The holding in Sakow clearly indicates that New York courts will strictly adhere to the procedural requirements of CPLR §6513 in evaluating a request for an extension of a notice of pendency. A motion for extension should be filed in sufficient time so that the court order can be recorded and indexed prior to the expiration of the existing notice of pendency. Plaintiffs cannot expect courts to extend the expiration date, although there have been cases, in instances of clerical error, where the court has directed recording and indexing of an order to extend a notice of pendency nunc pro tunc. For example, in H.M. Hughes Co., Inc. v. Carmania Corp., N.V. and Custom Art Metals, Inc., et al. (187 A.D.2d 287, 589 N.Y.S.2d 170 (1972)), the court ordered an extension of a notice of pendency where the plaintiff timely filed an extension order but the county clerk did not record and index the order. In H.M. Hughes, the plaintiff obtained a timely order to extend its notice of pendency, but failed to describe the affected property in the extension order. As a result, the county clerk did not record and index the order and the notice of pendency lapsed. The court held that under these circumstances it was proper to order that the notice of pendency be extended and recorded and indexed nunc pro tunc as of the date the plaintiff received an order to extend.

In Thelma Sanders & Associates, Inc. v. Hague Development Corp. (131 A.D.2d 462, 516 N.Y.S.2d 93 (1987)), two days before its notice of pendency was to expire, the plaintiff obtained an order to extend its notice of pendency. The next day, the plaintiff filed the order with the county clerk. The county clerk, however, failed to record and index the order. Noting that the plaintiff timely obtained and filed an extension of the notice of pendency and that it was the county clerk’s error that resulted in the lapse of the notice of pendency, the court held that it was proper to direct the recording and indexing of the order nunc pro tunc as of the date the plaintiff filed the order.

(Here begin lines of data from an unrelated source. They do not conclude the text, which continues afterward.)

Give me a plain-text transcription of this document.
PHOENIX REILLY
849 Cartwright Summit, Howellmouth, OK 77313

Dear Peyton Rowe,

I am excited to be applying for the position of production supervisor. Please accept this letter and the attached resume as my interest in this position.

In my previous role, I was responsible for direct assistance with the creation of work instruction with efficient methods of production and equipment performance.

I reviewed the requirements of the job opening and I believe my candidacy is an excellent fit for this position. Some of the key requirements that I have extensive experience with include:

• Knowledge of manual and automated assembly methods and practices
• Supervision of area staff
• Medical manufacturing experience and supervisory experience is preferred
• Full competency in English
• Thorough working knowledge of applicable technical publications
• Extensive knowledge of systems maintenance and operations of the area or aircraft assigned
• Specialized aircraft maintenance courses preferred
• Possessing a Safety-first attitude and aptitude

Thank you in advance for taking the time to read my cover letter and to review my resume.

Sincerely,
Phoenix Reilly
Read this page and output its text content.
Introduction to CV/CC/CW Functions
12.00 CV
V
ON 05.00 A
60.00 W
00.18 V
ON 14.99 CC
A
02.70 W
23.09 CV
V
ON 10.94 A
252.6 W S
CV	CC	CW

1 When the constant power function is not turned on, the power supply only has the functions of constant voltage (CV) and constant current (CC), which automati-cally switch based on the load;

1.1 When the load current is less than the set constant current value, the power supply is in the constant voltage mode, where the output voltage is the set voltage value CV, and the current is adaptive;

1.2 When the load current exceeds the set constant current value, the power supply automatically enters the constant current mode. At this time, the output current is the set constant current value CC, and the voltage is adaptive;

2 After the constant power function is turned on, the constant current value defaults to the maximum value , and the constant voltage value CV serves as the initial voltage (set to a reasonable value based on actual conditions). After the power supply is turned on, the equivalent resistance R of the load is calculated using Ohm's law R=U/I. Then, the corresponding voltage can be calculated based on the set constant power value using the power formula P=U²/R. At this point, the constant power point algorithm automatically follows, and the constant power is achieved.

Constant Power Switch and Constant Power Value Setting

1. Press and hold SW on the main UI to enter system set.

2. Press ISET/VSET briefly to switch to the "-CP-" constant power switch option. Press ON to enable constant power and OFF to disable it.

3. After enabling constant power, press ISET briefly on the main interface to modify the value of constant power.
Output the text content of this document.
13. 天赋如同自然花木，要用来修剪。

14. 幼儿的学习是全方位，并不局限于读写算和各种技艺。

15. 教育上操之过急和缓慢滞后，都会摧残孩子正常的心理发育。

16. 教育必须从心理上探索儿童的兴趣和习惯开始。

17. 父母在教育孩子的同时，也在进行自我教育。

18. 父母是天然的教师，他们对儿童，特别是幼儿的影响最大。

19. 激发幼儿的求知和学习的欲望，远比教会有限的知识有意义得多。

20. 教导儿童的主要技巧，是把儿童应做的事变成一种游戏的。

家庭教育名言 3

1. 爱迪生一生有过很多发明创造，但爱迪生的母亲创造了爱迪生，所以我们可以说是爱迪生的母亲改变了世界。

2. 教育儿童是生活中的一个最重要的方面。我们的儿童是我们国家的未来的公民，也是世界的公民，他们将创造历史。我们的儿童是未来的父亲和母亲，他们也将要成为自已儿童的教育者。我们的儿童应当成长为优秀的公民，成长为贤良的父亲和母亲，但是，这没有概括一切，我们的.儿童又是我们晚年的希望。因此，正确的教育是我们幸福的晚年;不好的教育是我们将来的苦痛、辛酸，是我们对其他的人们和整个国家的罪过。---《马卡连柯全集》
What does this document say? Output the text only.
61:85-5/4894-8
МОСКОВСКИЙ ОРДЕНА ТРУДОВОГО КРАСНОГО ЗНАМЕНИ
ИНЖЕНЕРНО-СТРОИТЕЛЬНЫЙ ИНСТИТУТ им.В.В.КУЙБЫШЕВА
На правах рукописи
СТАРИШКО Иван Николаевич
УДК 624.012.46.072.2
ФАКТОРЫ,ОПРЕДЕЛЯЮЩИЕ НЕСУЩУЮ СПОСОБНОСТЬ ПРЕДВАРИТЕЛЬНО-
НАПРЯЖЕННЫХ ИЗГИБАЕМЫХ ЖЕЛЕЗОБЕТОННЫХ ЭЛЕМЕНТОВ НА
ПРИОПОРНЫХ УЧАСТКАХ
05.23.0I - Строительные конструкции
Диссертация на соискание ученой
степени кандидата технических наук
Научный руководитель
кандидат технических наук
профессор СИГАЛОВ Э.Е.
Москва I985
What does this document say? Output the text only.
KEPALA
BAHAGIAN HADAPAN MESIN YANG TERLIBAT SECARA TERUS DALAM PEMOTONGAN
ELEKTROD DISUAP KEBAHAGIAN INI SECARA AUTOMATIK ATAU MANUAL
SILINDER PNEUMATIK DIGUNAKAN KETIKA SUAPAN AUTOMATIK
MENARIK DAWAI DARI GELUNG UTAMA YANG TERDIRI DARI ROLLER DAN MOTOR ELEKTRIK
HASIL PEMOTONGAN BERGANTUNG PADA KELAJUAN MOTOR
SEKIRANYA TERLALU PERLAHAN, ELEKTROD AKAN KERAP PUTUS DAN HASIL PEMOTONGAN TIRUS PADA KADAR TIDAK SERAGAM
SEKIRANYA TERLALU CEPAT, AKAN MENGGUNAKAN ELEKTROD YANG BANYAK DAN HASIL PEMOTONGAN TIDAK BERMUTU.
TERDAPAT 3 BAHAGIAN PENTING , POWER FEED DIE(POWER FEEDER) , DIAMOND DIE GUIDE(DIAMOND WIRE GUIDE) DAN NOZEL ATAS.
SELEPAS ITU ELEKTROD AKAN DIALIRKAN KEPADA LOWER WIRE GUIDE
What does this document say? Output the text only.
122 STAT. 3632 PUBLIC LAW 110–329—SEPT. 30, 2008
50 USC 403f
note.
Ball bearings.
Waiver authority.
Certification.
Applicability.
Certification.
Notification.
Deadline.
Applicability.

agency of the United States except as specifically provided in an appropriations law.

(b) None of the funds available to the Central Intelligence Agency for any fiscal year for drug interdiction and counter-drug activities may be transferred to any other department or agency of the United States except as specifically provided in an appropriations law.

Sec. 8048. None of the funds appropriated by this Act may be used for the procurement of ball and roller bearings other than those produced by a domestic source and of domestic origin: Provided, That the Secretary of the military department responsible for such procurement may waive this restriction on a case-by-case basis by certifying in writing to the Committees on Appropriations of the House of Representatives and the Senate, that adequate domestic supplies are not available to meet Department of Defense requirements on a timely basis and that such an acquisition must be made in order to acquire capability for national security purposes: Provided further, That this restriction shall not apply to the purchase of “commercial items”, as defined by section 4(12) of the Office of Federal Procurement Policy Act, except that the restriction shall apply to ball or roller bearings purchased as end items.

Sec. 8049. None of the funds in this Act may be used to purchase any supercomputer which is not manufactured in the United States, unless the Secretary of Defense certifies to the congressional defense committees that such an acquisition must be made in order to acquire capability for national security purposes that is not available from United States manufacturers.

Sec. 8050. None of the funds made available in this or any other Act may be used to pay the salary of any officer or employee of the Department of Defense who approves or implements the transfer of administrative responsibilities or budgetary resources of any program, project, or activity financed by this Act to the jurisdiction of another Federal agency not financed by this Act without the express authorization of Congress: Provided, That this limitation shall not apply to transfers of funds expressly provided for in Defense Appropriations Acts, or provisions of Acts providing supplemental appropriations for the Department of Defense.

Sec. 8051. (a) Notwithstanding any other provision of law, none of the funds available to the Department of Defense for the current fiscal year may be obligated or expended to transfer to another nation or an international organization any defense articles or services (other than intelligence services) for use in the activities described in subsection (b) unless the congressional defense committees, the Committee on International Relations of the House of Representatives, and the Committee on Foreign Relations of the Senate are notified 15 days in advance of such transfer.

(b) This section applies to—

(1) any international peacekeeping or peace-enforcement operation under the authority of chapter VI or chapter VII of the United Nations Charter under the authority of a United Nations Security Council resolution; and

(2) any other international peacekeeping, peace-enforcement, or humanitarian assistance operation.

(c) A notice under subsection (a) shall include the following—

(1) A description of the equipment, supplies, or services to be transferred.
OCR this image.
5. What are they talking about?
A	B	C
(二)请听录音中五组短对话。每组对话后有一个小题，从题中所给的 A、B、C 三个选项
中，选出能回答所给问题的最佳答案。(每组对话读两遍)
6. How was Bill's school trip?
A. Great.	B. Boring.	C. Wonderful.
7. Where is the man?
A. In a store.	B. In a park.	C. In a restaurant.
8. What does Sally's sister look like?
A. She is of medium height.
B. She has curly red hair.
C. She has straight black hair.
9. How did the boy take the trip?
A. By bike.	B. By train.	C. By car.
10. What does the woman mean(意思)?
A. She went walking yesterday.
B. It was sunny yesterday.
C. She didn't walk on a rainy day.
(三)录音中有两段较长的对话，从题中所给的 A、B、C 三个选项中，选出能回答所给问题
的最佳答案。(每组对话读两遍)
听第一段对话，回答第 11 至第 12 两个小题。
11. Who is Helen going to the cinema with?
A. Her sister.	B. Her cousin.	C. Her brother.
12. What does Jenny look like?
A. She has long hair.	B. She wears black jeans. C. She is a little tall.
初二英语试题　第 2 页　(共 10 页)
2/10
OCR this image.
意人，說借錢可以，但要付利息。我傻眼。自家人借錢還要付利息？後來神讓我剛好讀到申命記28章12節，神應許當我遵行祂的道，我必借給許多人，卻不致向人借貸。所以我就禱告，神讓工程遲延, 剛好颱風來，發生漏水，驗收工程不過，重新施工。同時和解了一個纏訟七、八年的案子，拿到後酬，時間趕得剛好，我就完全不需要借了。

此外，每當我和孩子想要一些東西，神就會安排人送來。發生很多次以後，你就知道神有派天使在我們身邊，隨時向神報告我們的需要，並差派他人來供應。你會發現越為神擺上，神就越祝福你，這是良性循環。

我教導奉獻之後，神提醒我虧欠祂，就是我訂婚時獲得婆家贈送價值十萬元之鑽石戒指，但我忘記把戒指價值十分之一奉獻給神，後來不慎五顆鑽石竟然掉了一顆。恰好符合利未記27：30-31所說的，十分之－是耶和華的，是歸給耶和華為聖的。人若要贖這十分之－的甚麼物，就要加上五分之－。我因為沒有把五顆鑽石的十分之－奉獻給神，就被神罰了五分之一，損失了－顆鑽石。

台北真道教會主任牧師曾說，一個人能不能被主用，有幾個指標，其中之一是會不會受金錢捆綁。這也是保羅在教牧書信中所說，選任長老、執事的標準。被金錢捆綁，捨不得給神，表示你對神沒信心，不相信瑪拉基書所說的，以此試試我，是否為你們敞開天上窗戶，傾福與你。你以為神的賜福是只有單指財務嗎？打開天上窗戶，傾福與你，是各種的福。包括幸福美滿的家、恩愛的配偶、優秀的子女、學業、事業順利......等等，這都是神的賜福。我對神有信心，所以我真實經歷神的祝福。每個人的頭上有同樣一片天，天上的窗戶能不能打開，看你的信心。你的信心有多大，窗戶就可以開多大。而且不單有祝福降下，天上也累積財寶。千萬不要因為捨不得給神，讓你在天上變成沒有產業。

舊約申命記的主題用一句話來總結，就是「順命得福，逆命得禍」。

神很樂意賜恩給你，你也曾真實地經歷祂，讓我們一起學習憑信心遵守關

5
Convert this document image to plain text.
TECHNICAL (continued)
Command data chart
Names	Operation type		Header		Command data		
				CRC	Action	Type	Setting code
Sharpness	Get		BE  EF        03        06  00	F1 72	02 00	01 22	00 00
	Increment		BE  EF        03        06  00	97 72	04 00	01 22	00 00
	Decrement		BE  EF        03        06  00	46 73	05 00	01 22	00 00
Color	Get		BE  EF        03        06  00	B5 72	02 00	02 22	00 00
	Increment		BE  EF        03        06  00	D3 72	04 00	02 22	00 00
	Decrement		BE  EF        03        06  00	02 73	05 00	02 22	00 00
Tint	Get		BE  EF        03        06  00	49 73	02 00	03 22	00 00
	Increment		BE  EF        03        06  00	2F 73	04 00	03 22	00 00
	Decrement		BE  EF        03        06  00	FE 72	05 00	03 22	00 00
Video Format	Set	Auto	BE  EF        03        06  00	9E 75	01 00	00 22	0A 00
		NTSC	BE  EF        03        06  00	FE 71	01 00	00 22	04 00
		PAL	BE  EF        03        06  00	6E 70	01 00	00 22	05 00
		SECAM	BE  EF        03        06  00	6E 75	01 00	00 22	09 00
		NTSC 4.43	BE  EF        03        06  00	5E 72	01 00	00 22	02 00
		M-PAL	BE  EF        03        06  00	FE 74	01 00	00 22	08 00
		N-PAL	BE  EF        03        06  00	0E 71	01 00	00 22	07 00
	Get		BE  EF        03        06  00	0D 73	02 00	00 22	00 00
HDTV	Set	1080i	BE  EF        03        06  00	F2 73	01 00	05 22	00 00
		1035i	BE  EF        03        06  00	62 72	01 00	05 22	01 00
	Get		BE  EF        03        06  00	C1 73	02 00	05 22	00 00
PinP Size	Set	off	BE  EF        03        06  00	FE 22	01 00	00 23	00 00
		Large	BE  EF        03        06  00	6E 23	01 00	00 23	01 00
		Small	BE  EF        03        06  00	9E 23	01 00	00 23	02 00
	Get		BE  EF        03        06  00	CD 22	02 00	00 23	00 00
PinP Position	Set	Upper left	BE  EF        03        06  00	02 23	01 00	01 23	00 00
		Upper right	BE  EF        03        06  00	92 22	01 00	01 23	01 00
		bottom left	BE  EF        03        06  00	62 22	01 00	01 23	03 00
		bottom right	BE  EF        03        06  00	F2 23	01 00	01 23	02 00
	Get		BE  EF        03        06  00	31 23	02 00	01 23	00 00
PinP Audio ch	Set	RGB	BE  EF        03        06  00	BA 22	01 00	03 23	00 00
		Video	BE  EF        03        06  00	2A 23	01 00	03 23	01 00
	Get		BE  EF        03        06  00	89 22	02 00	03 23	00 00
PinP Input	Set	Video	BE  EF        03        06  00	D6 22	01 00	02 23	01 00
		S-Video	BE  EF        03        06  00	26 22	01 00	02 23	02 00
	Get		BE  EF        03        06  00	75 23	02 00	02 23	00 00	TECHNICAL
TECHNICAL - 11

Counsel should note that the Second Department has recognized an exception to the “no second chance” rule where a plaintiff files successive notices of pendency in a mortgage foreclosure action, in which the filing of a notice of pendency is mandatory (New York Real Property Actions and Proceeding Law, §1331). In Slutsky v. Blooming Grove Inn, Inc., 542 N.Y.S.2d 721 (1989), and Robbins v. Goldstein, 320 N.Y.S.2d 553 (1971), the Second Department held that a lis pendens may be filed prior to the entry of final judgment even where the original lis pendens has been cancelled. The Court in Sakow did not address this exception to the general rule.

The cases indicate that, while the courts will have limited flexibility with the three (3) year rule where an extension order was recorded and indexed due to error, such a liberal interpretation will not apply to instances where the plaintiff simply failed to seek an extension. Critically, once this right under the CPLR to file a lis pendens expires, there is no reviving it. Counsel would be wise to advise their clients, in writing, of the expiration date of the lis pendens, and maintain their own effective docketing system to avoid the irreversible loss of a valuable remedy.